Every dollar saved in taxes is another dollar growing for you.
To illustrate the dramatic effect of erosion from taxes, imagine two investors who each invest $10,000. They both earn an 8% average annual return and are in a 30% marginal tax bracket. Both investors allow their gains to compound for 20 years. The first investor pays income tax at 30% each year on the gain, before reinvesting the remainder. The second investor structures his investments to postpone the gains from taxes. After 20 years the taxed investor’s assets had grown to $29,736 and the tax-sheltered investor’s assets were $46,610. That’s a difference of 60% more for the tax-sheltered investor.

With this kind of incentive to use sheltering techniques, let’s look at how to shelter your real estate investment gains.

Avoid taxable events

The biggest returns in real estate come from appreciation in property values. These gains are only taxable when you sell the property. One of the simplest tax saving techniques is to hold appreciating property, rather than sell it. Unrealized gains can grow and compound for years without ever being subject to tax. (See tax deferred exchanges, below.)
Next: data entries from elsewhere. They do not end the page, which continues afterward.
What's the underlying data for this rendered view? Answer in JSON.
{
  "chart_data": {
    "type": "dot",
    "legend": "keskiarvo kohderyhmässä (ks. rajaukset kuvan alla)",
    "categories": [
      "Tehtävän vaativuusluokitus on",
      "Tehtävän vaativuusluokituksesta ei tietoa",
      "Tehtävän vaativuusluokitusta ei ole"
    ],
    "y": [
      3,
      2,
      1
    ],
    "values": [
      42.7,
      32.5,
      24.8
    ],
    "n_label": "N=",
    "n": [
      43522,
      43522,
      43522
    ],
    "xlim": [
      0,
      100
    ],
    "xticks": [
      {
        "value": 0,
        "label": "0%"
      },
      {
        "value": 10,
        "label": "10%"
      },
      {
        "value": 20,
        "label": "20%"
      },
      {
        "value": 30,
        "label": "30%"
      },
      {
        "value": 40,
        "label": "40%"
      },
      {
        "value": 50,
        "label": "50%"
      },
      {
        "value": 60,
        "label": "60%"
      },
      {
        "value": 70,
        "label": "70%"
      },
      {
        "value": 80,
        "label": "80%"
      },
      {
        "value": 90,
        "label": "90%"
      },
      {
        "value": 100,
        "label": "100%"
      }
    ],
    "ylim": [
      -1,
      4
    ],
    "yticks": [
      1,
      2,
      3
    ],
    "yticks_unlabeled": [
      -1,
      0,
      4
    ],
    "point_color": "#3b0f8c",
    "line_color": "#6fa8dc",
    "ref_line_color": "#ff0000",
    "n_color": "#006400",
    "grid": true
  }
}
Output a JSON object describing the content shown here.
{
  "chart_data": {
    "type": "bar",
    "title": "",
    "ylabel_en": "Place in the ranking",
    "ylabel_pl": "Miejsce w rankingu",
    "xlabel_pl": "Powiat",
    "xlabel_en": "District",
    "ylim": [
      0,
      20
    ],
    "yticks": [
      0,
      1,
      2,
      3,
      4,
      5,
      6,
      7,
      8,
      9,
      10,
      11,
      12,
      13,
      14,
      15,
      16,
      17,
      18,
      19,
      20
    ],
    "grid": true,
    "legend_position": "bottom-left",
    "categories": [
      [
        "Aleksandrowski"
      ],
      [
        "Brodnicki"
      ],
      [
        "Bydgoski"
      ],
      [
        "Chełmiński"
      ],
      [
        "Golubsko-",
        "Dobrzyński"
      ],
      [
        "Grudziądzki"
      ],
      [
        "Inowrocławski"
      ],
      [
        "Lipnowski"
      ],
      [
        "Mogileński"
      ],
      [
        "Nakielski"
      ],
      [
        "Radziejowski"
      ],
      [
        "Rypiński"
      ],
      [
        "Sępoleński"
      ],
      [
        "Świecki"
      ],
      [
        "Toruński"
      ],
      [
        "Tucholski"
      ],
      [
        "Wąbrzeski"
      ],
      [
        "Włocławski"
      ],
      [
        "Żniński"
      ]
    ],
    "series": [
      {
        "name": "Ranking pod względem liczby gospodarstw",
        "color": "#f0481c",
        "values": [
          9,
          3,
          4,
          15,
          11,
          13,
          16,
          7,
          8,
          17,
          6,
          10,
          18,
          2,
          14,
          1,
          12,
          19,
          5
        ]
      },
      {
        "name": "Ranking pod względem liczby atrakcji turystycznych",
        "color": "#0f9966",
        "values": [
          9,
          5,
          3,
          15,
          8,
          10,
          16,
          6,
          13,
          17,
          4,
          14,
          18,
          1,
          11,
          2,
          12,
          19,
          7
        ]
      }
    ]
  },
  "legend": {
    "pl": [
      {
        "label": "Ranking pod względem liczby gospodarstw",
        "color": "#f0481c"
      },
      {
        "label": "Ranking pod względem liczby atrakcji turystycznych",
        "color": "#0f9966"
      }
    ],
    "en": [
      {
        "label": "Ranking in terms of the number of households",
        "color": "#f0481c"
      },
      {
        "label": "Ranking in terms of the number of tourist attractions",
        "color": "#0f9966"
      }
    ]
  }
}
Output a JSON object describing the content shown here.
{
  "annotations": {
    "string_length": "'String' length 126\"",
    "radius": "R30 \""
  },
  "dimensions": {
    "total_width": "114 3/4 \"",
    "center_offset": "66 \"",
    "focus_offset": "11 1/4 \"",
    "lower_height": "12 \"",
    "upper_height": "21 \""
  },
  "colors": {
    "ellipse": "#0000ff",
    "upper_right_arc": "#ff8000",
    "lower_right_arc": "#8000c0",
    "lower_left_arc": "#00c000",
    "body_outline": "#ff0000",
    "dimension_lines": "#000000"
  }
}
Under present law, beneficiaries of an estate receive a stepped-up basis for appreciated property, and that unrealized gain may never be subject to income tax.

Minimize current taxable income

In addition to deducting operating expenses from income, investors can also deduct interest on financing plus an amount for depreciation. In the case of many leveraged investments, there is little or no taxable income after deducting these expenses. Depreciation is special in that while it’s a deductible expense, it does not reduce the cash flow.

You can see from this example that a typical leveraged real estate investment might generate no current taxable income and no capital gains liability, until it is sold.

Use tax-free exchanges

The internal revenue code provides a special provision applicable to real estate that does not apply to any other type of investment. This allows an investor to sell one investment property and acquire another and postpone paying any tax on the gain from the sale – provided certain procedures are followed. The procedures are detailed and must be followed carefully, but it’s a tax postponing technique only available to real estate investors.

Combined, these strategies can greatly enhance the returns from investing in real estate, and provide a foundation for building substantial wealth.